CARY – Having lived through the bank failures of 2008, I am embarrassed to admit that the sudden failure of Silicon Valley Bank took me by surprise.  There’s nothing like getting a frantic call from one of your CEOs early on a Sunday morning saying that a $200K payroll is due on Monday and the bank won’t release the cash to cover it!  A lot of early stage companies used SVB including some of our portfolio companies.  I’m happy to say that after some scrambling everyone got paid and eventually all funds have been retrieved but there are some important lessons here for startups.

David Gardner (Cofounders Capital photo)

How it Happened

Most people seem to believe that SVB failed because it was making risky loans to startup companies but that is not the case.  SVB was particularly at risk because it was very heavily invested in bonds which decreased in value as interest rates continued to rise.  If it had been able to hold the bonds to maturity, it would have gotten its money back with interest but when its clients started to panic, it created a run on the bank as depositors all tried to withdraw their cash at once.  The bank was then forced to sell its bonds at a loss leading to its insolvency.  There were other mismanagement issues as well, but its lack of diversification was by far the main factor.

A run on a bank is an unfortunate and avoidable phenomenon.  It reminds me of the ridiculous segregation thinking in the 1960’s when a minority couple moved into an all-white neighborhood.  A significant number of homeowners, fearful that their property values might drop, would put their house up for sale.  The property values did drop but not because of the minority couple moving in but rather the foolish actions of so many houses going on the market at the same time in that neighborhood.

Raleigh-based First Citizens Bank reportedly considers buying Silicon Valley Bank

Protecting your Company

Self-fulfilling prophecy or not, possible bank failures are something every CEO has to think about.  The guidance we published to our portfolio companies is to never have all of their cash in a single bank.  Losing deposits is not the biggest concern.  The government has historically always stepped in and guaranteed deposits even those above the $250K FDIC insured limits.   Even in the 2008 crash not a single depositor was left hanging.  The real concern is that access to that cash could be restricted for a time causing a business to miss a payroll which can be catastrophic.   Simply having money in at least two different banks reduces this risk to almost insignificant.
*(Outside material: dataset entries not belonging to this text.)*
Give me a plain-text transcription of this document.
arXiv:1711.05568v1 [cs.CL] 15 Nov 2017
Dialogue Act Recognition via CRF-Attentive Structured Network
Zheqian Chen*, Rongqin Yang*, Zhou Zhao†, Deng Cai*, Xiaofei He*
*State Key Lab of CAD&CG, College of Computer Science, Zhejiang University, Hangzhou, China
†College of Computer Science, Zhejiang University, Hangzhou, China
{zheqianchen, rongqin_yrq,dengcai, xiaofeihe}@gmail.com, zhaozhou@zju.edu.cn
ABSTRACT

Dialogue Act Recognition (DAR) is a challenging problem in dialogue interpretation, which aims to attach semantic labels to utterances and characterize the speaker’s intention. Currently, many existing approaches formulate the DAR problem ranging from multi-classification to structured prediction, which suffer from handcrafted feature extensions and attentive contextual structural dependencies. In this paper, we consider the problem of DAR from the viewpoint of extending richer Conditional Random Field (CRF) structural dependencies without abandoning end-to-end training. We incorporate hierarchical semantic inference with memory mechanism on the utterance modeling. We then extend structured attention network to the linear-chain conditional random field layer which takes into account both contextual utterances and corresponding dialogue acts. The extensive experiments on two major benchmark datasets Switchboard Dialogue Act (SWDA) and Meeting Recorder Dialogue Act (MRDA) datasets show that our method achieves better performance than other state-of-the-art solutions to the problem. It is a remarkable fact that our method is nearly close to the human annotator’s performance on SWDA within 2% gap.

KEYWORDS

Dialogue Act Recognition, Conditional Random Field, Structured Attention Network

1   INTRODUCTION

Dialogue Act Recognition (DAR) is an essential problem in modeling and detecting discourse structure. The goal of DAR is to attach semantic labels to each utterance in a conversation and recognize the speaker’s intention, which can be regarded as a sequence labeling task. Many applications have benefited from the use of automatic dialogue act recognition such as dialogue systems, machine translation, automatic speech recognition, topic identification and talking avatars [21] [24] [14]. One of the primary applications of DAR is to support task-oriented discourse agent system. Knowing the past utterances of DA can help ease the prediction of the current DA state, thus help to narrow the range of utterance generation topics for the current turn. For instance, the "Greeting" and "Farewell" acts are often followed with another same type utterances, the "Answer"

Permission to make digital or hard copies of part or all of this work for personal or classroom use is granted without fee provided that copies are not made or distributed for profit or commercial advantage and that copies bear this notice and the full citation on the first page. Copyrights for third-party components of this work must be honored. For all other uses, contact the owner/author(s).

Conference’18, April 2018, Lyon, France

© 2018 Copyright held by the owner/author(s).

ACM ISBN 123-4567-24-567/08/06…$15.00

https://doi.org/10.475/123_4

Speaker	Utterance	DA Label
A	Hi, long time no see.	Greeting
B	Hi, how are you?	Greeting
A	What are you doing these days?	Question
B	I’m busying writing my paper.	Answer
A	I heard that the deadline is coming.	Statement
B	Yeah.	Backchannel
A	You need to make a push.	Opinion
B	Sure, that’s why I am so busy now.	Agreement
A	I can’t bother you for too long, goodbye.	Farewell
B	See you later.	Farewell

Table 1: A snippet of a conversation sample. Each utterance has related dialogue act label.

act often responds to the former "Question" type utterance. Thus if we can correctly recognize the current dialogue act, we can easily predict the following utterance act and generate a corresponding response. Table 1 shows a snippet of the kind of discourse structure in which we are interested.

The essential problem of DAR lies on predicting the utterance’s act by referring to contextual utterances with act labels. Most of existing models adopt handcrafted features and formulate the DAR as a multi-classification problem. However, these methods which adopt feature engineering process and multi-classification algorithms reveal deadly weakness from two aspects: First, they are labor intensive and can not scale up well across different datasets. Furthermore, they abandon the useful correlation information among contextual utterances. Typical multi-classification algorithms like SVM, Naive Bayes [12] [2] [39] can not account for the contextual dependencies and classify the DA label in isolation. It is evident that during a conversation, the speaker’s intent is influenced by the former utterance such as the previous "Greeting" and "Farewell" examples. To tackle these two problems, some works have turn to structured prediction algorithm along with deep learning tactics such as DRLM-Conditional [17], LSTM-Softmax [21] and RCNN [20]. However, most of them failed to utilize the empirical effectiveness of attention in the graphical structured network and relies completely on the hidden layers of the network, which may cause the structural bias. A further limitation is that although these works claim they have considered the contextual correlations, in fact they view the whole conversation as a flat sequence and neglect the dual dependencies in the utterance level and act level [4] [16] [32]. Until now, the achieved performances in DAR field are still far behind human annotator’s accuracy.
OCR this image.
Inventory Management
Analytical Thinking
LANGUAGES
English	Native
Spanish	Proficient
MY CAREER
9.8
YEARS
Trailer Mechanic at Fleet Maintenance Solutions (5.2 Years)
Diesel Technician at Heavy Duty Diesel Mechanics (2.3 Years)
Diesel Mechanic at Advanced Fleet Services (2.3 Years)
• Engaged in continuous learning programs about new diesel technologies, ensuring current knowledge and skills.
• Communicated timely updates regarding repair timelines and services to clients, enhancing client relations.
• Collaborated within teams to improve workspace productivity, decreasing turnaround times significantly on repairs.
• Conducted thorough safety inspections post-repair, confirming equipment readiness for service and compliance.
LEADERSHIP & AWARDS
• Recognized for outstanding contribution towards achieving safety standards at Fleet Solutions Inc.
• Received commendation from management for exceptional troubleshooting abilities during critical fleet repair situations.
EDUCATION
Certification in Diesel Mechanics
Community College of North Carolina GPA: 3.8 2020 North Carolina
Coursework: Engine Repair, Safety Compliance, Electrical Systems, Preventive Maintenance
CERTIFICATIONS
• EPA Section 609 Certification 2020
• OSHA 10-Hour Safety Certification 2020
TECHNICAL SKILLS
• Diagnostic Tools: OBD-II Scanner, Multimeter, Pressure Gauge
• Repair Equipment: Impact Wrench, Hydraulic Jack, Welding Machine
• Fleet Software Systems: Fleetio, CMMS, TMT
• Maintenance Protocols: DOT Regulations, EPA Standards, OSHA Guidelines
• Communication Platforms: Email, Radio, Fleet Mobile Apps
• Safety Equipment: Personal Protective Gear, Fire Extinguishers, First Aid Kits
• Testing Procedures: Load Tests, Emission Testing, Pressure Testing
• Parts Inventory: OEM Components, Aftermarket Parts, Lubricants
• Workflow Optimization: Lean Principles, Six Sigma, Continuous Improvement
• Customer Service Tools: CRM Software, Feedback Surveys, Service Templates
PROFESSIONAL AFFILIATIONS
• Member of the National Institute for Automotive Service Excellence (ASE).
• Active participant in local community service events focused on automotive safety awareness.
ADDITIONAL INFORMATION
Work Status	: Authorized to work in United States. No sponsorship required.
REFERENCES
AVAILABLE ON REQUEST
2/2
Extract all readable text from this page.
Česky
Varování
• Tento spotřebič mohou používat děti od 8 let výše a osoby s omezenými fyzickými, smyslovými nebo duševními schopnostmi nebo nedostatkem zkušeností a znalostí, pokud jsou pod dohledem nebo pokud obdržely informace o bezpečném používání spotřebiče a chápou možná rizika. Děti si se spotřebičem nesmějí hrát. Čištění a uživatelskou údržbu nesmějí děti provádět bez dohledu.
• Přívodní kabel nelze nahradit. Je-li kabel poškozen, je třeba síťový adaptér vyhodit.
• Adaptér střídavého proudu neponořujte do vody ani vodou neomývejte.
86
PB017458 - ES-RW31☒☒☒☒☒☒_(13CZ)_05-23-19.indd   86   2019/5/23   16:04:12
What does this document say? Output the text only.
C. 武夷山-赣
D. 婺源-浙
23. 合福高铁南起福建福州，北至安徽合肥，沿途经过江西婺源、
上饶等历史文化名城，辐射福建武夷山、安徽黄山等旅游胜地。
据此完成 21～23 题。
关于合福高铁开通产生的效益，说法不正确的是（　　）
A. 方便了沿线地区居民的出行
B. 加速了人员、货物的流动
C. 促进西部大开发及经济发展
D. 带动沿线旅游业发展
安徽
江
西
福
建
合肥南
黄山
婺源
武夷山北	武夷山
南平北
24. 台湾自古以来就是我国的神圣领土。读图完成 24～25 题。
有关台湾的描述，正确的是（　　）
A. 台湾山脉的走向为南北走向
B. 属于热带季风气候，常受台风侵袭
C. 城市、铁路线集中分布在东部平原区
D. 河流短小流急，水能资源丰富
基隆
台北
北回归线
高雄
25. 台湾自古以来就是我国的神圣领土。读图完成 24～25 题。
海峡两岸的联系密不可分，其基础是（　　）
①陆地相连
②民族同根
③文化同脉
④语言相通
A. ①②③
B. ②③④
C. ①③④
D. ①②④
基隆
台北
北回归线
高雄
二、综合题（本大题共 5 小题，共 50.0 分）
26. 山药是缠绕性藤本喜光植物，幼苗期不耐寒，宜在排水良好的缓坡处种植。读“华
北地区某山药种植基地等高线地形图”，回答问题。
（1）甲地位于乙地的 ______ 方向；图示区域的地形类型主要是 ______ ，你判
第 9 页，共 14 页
Some argue that a company is protected if it simple opens a lot of accounts at its current bank with no more than $250K in any one of those accounts but as aforementioned, the biggest risk is lack of timely access to capital.   Spreading your working capital across even multiple FDIC insured accounts at the same bank does not mitigate this risk.

As a venture grows it can be unwieldy to manage cash across multiple banks and bank accounts but there are ways to ease some of that pain.  Automatic sweep accounts can help keep money spread across banks at the same bank and there are clearinghouse-like services that will automatically distribute cash across multiple banks for you.

Startups often fail but let it never be for something as avoidable as a missed payroll because a bank did something stupid.